No se atrevía a atacar. La criatura amenazaba al farero intimidado, lo sometía al miedo pero no lo atacaba físicamente como era de esperar por su condición de salvaje, por la situación de abordaje, por necesidad natural. La criatura entonces se puso en pie de un salto y superó al farero tendido en el suelo abandonando la habitación. El hombre miró preocupado a su mujer, esta le indicó con un gesto sincero y tranquilizante que se encontraba bien, y el farero salió cojeando escaleras abajo tras el ente después de cerrar la puerta de la habitación.

En los primeros escalones, casi a la altura del nivel del agua acumulada, la criatura tenía su cabeza girada hacia arriba, buscando sus ojos coincidir con la mirada enrabietada del farero, que se detuvo al verse inerme. En su salida había golpeado un puñado de cráneos de gaviota de aquellos que coleccionara y que ahora caían escaleras abajo hasta alcanzar a la criatura, que se puso en pie una vez más, esta vez con grandes dificultades para flexionar su cuerpo.

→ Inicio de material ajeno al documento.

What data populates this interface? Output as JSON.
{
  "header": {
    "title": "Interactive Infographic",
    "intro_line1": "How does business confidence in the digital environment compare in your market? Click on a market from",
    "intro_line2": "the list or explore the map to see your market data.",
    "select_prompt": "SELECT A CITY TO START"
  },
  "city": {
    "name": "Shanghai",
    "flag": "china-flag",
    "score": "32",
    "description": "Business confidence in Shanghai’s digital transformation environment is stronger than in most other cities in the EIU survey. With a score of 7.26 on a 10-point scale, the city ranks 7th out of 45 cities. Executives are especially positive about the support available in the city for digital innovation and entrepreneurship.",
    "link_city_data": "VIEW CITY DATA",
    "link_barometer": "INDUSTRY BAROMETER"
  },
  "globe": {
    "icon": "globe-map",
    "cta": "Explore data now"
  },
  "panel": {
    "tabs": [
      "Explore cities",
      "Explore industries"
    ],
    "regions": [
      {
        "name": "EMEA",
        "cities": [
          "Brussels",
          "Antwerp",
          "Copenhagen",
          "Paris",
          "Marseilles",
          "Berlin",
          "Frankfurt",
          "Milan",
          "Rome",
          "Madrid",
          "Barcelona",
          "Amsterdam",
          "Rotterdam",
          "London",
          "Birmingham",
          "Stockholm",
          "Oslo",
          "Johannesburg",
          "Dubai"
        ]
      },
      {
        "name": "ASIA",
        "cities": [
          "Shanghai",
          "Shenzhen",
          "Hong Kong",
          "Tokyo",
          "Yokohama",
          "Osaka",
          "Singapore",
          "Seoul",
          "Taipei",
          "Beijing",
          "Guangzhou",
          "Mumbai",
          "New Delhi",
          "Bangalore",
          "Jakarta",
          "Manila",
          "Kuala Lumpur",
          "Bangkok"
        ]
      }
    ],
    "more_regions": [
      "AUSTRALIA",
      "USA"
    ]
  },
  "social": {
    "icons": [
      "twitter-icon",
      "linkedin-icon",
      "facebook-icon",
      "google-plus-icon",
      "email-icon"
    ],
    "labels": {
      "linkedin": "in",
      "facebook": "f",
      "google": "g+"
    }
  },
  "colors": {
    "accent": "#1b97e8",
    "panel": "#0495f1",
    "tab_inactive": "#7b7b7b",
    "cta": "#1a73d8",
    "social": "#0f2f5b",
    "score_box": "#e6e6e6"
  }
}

Aún profería chillidos, pero de menor intensidad. De su boca descendía un hilo de sangre que manifestaba las consecuencias internas del arpón clavado en su cuerpo. Con un hábil movimiento aquel ser marino se tocó entre sus branquias, de donde cayó algo mezclado con sangre, y saltó al agua; una agitación desesperada lo hacía huir del faro, salir de su muralla delimitante para volver al mar.

El farero bajó las escaleras y se introdujo en el agua para cerrar definitivamente la puerta de acceso al faro. Así ponía fin a la pesadilla, al menos por esa noche. De vuelta a la escalera se evidenció la fatiga acumulada en el día más dificultoso de toda su vida. Necesitaba ordenar la maraña de vivencias y pensamientos acontecidos, y tomar decisiones sensatas, efectivas, acertadas.

A sus pies, en los primeros escalones, un objeto blando y arrugado llamó su atención. Antes de terminarlo de desplegar completamente, el farero reconoció que se trataba de la nota manuscrita que un día dejase a la criatura marina en la cesta de comida, aquella en la que se presentaba como amigo.